Some people might assume that humanity knows everything that there is to know about the past, although this is far from the case. Every year new archaeological discoveries are being made, and 2010 was no exception. The lack of public awareness of such discoveries though is generally down to a lack of media coverage.

Few archaeological discoveries are as likely as to be as sensational as the 1922-23 discovery of Tutankhamen’s tomb, although some discoveries, like the 2009 Staffordshire Hoard, do make it into the media worldwide.  

Egypt remains an area of the world where archaeological discoveries continue to be made, although perhaps nothing like the scale and importance of Tutankhamen’s tomb. Every year tombs of priests and scribes are discovered, including a double tomb at Saqqara, as well as numerous statues. The Valley of the Kings is also continually being searched for new tombs or hidden rooms.

The Archaeological Institute of America published a list of their top archaeological discoveries of 2010, a list that includes both physical and theoretical discoveries. Arguably the discovery most likely to capture the public’s imagination is the discovery of the tomb of Hecatomnus.
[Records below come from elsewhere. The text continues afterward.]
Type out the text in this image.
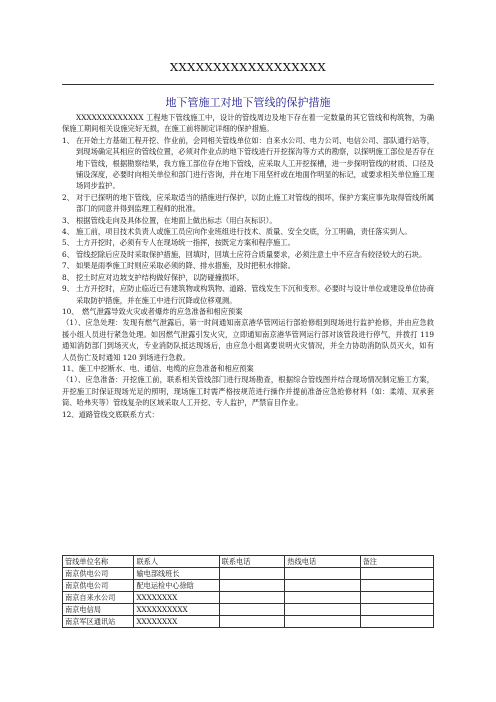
XXXXXXXXXXXXXXXXXX
地下管施工对地下管线的保护措施

XXXXXXXXXXXXX 工程地下管线施工中，设计的管线周边及地下存在着一定数量的其它管线和构筑物，为确保施工期间相关设施完好无损，在施工前将制定详细的保护措施。

1、 在开始土方基础工程开挖、作业前，会同相关管线单位如：自来水公司、电力公司、电信公司、部队通行站等，到现场确定其相应的管线位置，必须对作业点的地下管线进行开挖探沟等方式的勘察，以探明施工部位是否存在地下管线，根据勘察结果，我方施工部位存在地下管线，应采取人工开挖探槽，进一步探明管线的材质、口径及铺设深度，必要时向相关单位和部门进行咨询，并在地下用坚杆或在地面作明显的标记，或要求相关单位施工现场同步监护。
2、 对于已探明的地下管线，应采取适当的措施进行保护，以防止施工对管线的损坏，保护方案应事先取得管线所属部门的同意并得到监理工程师的批准。
3、 根据管线走向及具体位置，在地面上做出标志（用白灰标识）。
4、 施工前，项目技术负责人或施工员应向作业班组进行技术、质量、安全交底，分工明确，责任落实到人。
5、 土方开挖时，必须有专人在现场统一指挥，按既定方案和程序施工。
6、 管线挖除后应及时采取保护措施，回填时，回填土应符合质量要求，必须注意土中不应含有较径较大的石块。
7、 如果是雨季施工时则应采取必须的降、排水措施，及时把积水排除。
8、 挖土时应对边坡支护结构做好保护，以防碰撞损坏。
9、 土方开挖时，应防止临近已有建筑物或构筑物、道路、管线发生下沉和变形。必要时与设计单位或建设单位协商采取防护措施，并在施工中进行沉降或位移观测。
10、 燃气泄露导致火灾或者爆炸的应急准备和相应预案

（1）、应急处理：发现有燃气泄露后，第一时间通知南京港华管网运行部抢修组到现场进行监护抢修，并由应急救援小组人员进行紧急处理。如因燃气泄露引发火灾，立即通知南京港华管网运行部对该管段进行停气，并拨打 119 通知消防部门到场灭火，专业消防队抵达现场后，由应急小组离要说明火灾情况，并全力协助消防队员灭火，如有人员伤亡及时通知 120 到场进行急救。

11、施工中挖断水、电、通信、电缆的应急准备和相应预案

（1）、应急准备：开挖施工前，联系相关管线部门进行现场勘查，根据综合管线图并结合现场情况制定施工方案，开挖施工时保证现场光足的照明，现场施工时需严格按规范进行操作并提前准备应急抢修材料（如：柔靖、双承套筒、哈弗夹等）管线复杂的区域采取人工开挖、专人监护，严禁盲目作业。

12、道路管线交底联系方式：

管线单位名称	联系人	联系电话	热线电话	备注
南京供电公司	输电部线班长			
南京供电公司	配电运检中心徐晗			
南京自来水公司	XXXXXXXX			
南京电信局	XXXXXXXXXX			
南京军区通讯站	XXXXXXXX			
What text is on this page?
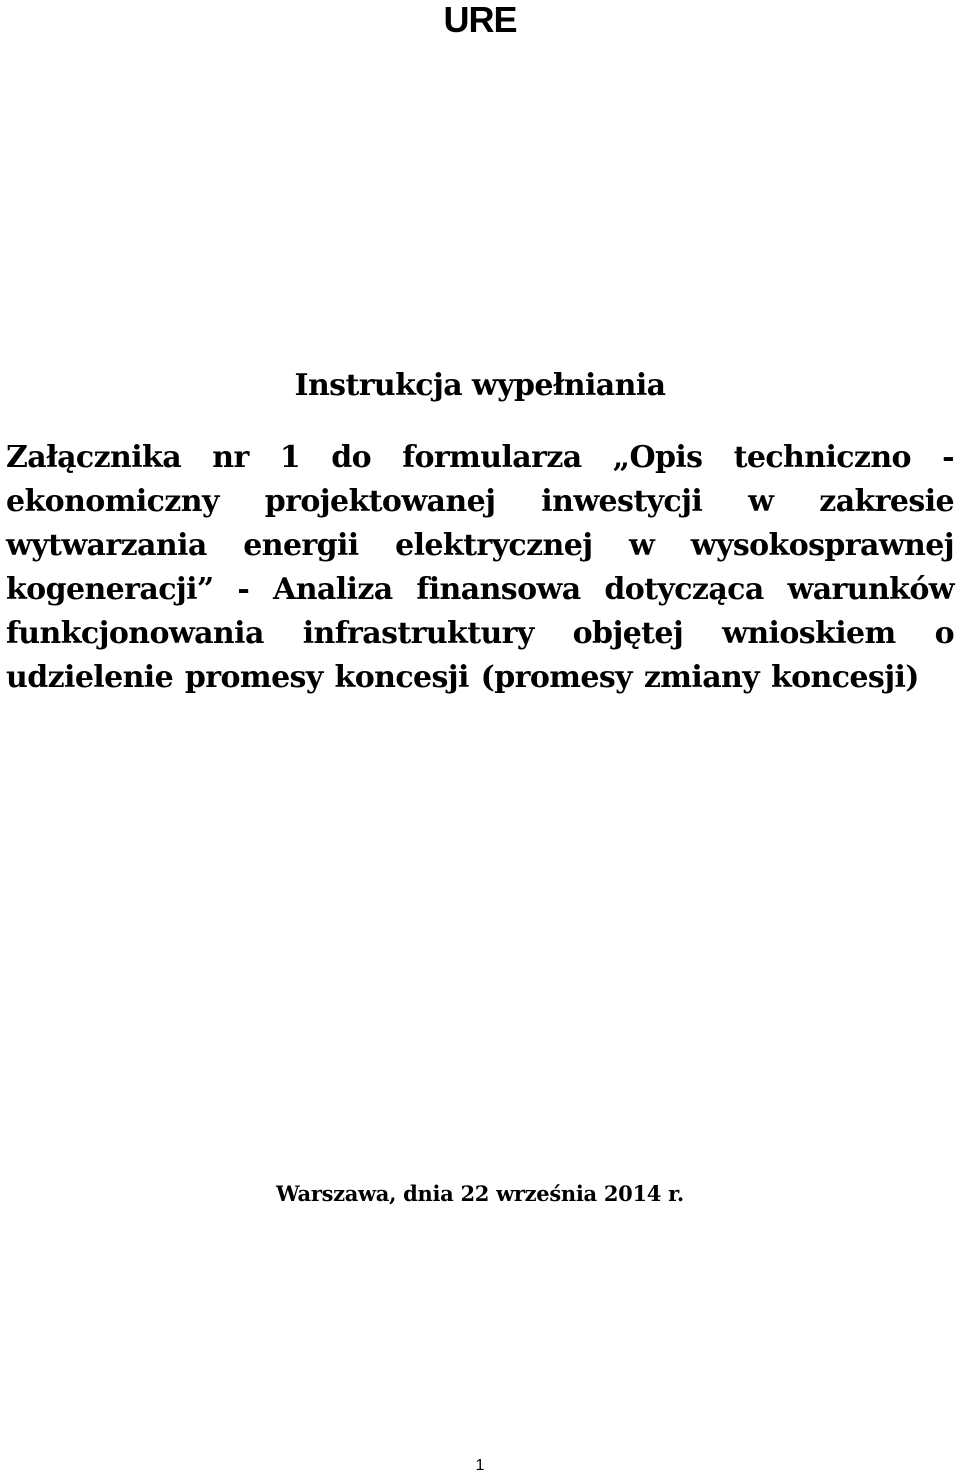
URE
Instrukcja wypełniania
Załącznika nr 1 do formularza „Opis techniczno - ekonomiczny projektowanej inwestycji w zakresie wytwarzania energii elektrycznej w wysokosprawnej kogeneracji” - Analiza finansowa dotycząca warunków funkcjonowania infrastruktury objętej wnioskiem o udzielenie promesy koncesji (promesy zmiany koncesji)
Warszawa, dnia 22 września 2014 r.
1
The name itself may not mean much but he was the ruler of Caria, and the father of Mausolus. The tomb of Mausolus would become one of the wonders of the ancient world, and although the tomb is not as architecturally important, the decoration is still superb. Unfortunately the tomb was itself discovered two years earlier by modern day looters, so some artefacts may have already been lost.  

The physical discoveries on the list also include the discovery of HMS Investigator, Carthaginian child burials, the Jamestown Church, El Zotz Royal Tomb, Peruvian pyramids, and Cretan Paleolithic tools.

The list made by the Archaeological Institute of America is by no means exhaustive, and around the world other discoveries have been made; including the discovery in Somaliland of some one hundred examples of five thousand year old cave art.

It is, of course, not just archaeologists who are making discoveries, as the Anglo-Saxon Staffordshire Hoard showed. An amateur metal detectorist discovered a bronze Roman cavalry helmet near to Crosby Garrett in Cumbria. The discovery was certainly an exquisite one, although the outcome can hardly be described as a success for archaeology.

Many people interested in archaeology are waiting for the next big discovery, something that rivals the discovery of Tutankhamen’s tomb. A lot of attention is, of course, given to Egypt, where the resting place of so many pharaohs remain unknown, but the next discovery might be the semi-mythical tomb of Genghis Khan, or a thorough examination of the Mausoleum of the First Qin Emperor and the burial mound.